Transcribe a spoken question, get a local LLM response via Ollama, and convert it to speech:

Tip: Need a sample audio file? Download this English speech sample (WAV, MIT License) from the Azure Samples repository:

curl -L -o sample_speech.wav \
    "https://github.com/Azure-Samples/cognitive-services-speech-sdk/raw/master/sampledata/audiofiles/katiesteve.wav"

LITELLM_KEY=$(docker exec litellm litellm_manage --showkey | grep '^sk-' | head -1)

# Step 1: Transcribe audio to text (Whisper)
TEXT=$(curl -s http://localhost:9000/v1/audio/transcriptions \
    -F file=@sample_speech.wav -F model=whisper-1 | jq -r .text)

# Step 2: Send text to Ollama via LiteLLM and get a response
RESPONSE=$(curl -s http://localhost:4000/v1/chat/completions \
    -H "Authorization: Bearer $LITELLM_KEY" \
    -H "Content-Type: application/json" \
    -d "{\"model\":\"ollama/llama3.2:3b\",\"messages\":[{\"role\":\"user\",\"content\":\"$TEXT\"}]}" \
    | jq -r '.choices[0].message.content')

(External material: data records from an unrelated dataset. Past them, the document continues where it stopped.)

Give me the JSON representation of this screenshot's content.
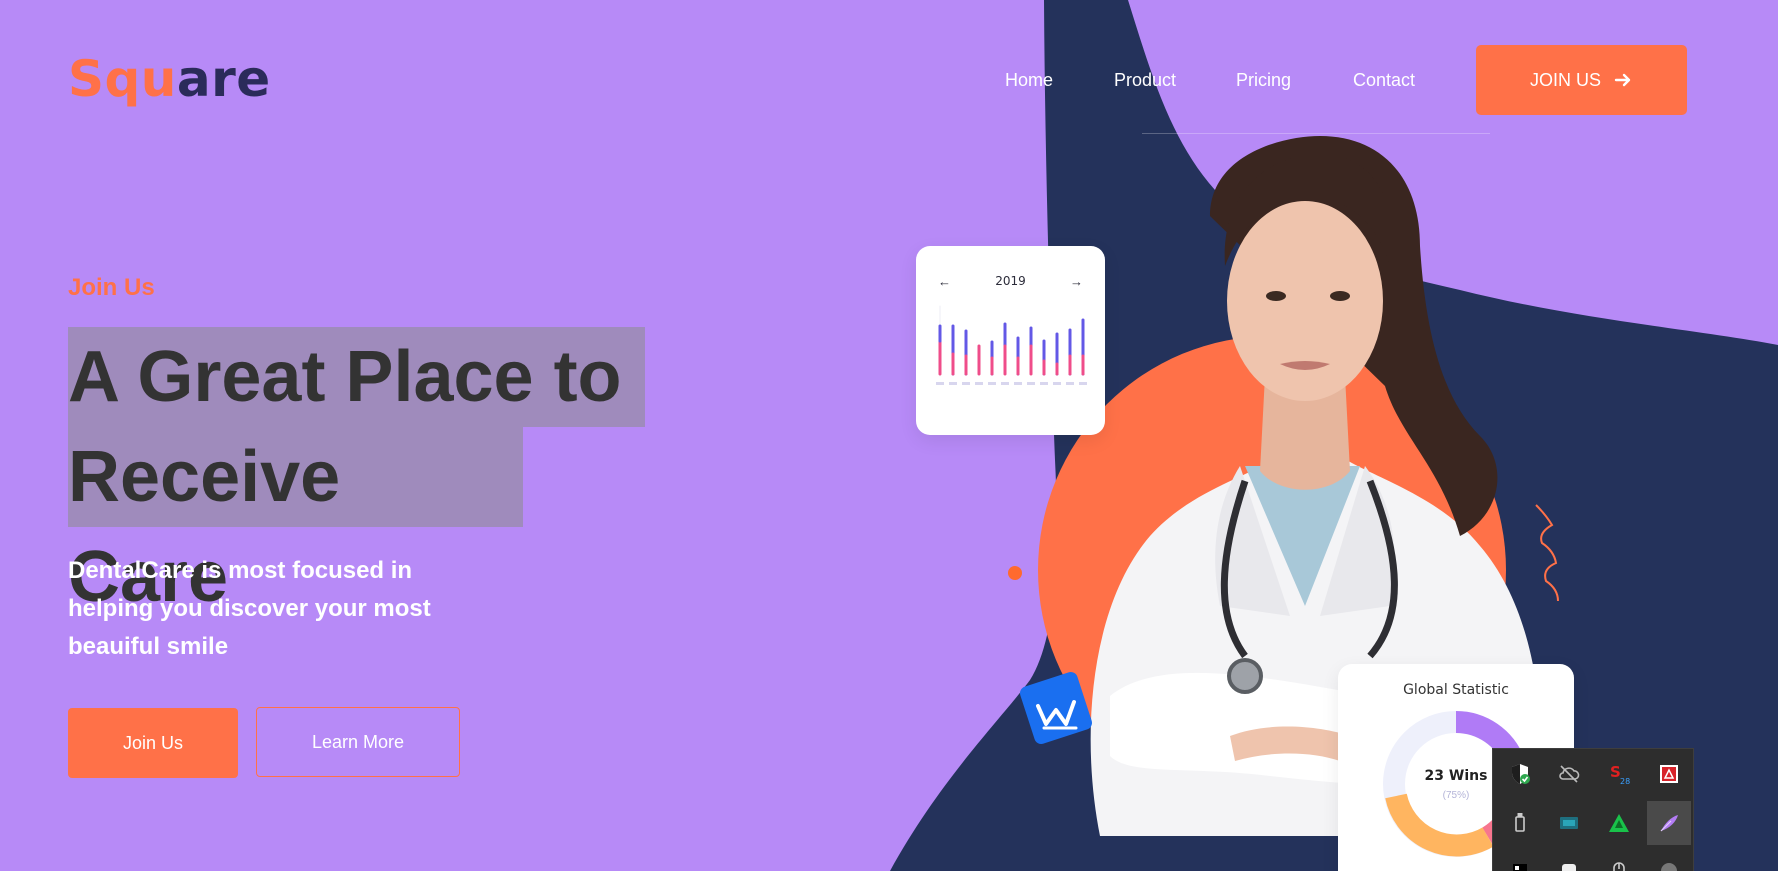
{
  "logo": {
    "part1": "Squ",
    "part2": "are"
  },
  "nav": {
    "items": [
      "Home",
      "Product",
      "Pricing",
      "Contact"
    ],
    "cta_label": "JOIN US"
  },
  "hero": {
    "eyebrow": "Join Us",
    "headline_line1": "A Great Place to",
    "headline_line2": "Receive Care",
    "subcopy": "DentalCare is most focused in helping you discover your most beauiful smile",
    "primary_button": "Join Us",
    "secondary_button": "Learn More"
  },
  "bar_card": {
    "year": "2019",
    "prev_arrow": "←",
    "next_arrow": "→"
  },
  "stat_card": {
    "title": "Global Statistic",
    "center_value": "23 Wins",
    "center_sub": "(75%)"
  },
  "tray": {
    "icons": [
      "shield-check-icon",
      "cloud-off-icon",
      "s-app-icon",
      "pdf-app-icon",
      "usb-drive-icon",
      "monitor-app-icon",
      "green-triangle-app-icon",
      "purple-feather-icon",
      "black-app-icon",
      "white-app-icon",
      "mouse-icon",
      "grey-app-icon"
    ]
  },
  "colors": {
    "background": "#b78af7",
    "navy": "#24325b",
    "accent": "#ff7148",
    "headline": "#333333"
  }
}
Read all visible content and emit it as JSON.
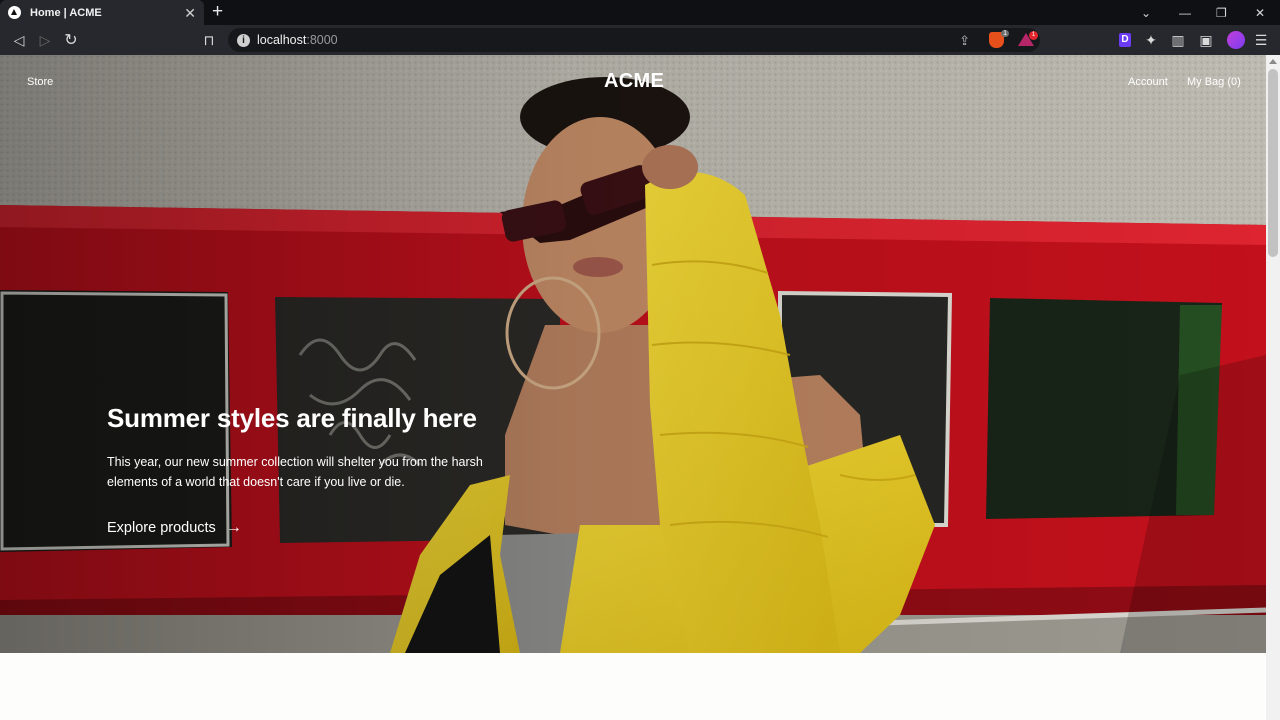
{
  "browser": {
    "tab_title": "Home | ACME",
    "tab_close": "✕",
    "new_tab": "+",
    "url_host": "localhost",
    "url_port": ":8000",
    "brave_shields_count": "1",
    "rewards_badge": "1",
    "extension_letter": "D",
    "window_controls": {
      "chevron": "⌄",
      "minimize": "—",
      "maximize": "❐",
      "close": "✕"
    },
    "toolbar_glyphs": {
      "back": "◁",
      "forward": "▷",
      "reload": "↻",
      "bookmark": "⊓",
      "share": "⇪",
      "puzzle": "✦",
      "sidebar": "▥",
      "wallet": "▣",
      "menu": "☰"
    }
  },
  "site": {
    "nav": {
      "store": "Store",
      "logo": "ACME",
      "account": "Account",
      "bag": "My Bag (0)"
    },
    "hero": {
      "title": "Summer styles are finally here",
      "body": "This year, our new summer collection will shelter you from the harsh elements of a world that doesn't care if you live or die.",
      "cta_label": "Explore products",
      "cta_arrow": "→"
    }
  },
  "colors": {
    "chrome_bg": "#0f1014",
    "toolbar_bg": "#26282d",
    "wall": "#b9b6ad",
    "red_frame": "#c2101c",
    "jacket_yellow": "#f3d629"
  }
}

# Step 3: Convert the response to speech (Kokoro TTS)
curl -s http://localhost:8880/v1/audio/speech \
    -H "Content-Type: application/json" \
    -d "{\"model\":\"tts-1\",\"input\":\"$RESPONSE\",\"voice\":\"af_heart\"}" \
    --output response.mp3

RAG pipeline example

Embed documents for semantic search, retrieve context, then answer questions with a local Ollama model:

LITELLM_KEY=$(docker exec litellm litellm_manage --showkey | grep '^sk-' | head -1)

# Step 1: Embed a document chunk and store the vector in your vector DB
curl -s http://localhost:8000/v1/embeddings \
    -H "Content-Type: application/json" \
    -d '{"input": "Docker simplifies deployment by packaging apps in containers.", "model": "text-embedding-ada-002"}' \
    | jq '.data[0].embedding'
# → Store the returned vector alongside the source text in Qdrant, Chroma, pgvector, etc.

# Step 2: At query time, embed the question, retrieve the top matching chunks from
#          the vector DB, then send the question and retrieved context to Ollama via LiteLLM.
curl -s http://localhost:4000/v1/chat/completions \
    -H "Authorization: Bearer $LITELLM_KEY" \
    -H "Content-Type: application/json" \
    -d '{
      "model": "ollama/llama3.2:3b",
      "messages": [
        {"role": "system", "content": "Answer using only the provided context."},
        {"role": "user", "content": "What does Docker do?\n\nContext: Docker simplifies deployment by packaging apps in containers."}
      ]
    }' \
    | jq -r '.choices[0].message.content'

MCP tools example

Use MCP Gateway to give your AI assistant access to files, web, and GitHub:

MCP_KEY=$(docker exec mcp mcp_manage --showkey | grep '^mcp-' | head -1)

# Use MCP endpoint with an AI client (e.g., Cline in VS Code)
# Set the MCP server URL: http://localhost:3000/mcp
# Set Authorization header: Bearer <api_key>

# Or test the MCP endpoint directly with an initialize request
curl -s http://localhost:3000/mcp \
    -X POST \
    -H "Authorization: Bearer $MCP_KEY" \
    -H "Content-Type: application/json" \
    -H "Accept: application/json, text/event-stream" \
    -d '{"jsonrpc":"2.0","id":1,"method":"initialize","params":{"protocolVersion":"2025-03-26","capabilities":{},"clientInfo":{"name":"test","version":"1.0"}}}'

Customization

Each service can be configured with an optional env file. Copy the example env file from the respective repository, edit it, and uncomment the volume mount in docker-compose.yml:

Service	Env file	Repository
Ollama	`ollama.env`	docker-ollama
LiteLLM	`litellm.env`	docker-litellm
Embeddings	`embed.env`	docker-embeddings
Whisper	`whisper.env`	docker-whisper
Kokoro	`kokoro.env`	docker-kokoro
MCP Gateway	`mcp.env`	docker-mcp-gateway

For detailed configuration options, API reference, and model management, see the documentation in each service's repository.

Update images

To update all services to the latest versions:

docker compose pull
docker compose up -d

Your data is preserved in the Docker volumes.

License

This project is an independent Docker configuration and is not affiliated with, endorsed by, or sponsored by Ollama, Berri AI (LiteLLM), Hugging Face, hexgrad (Kokoro), OpenAI, SYSTRAN, or MCPHub.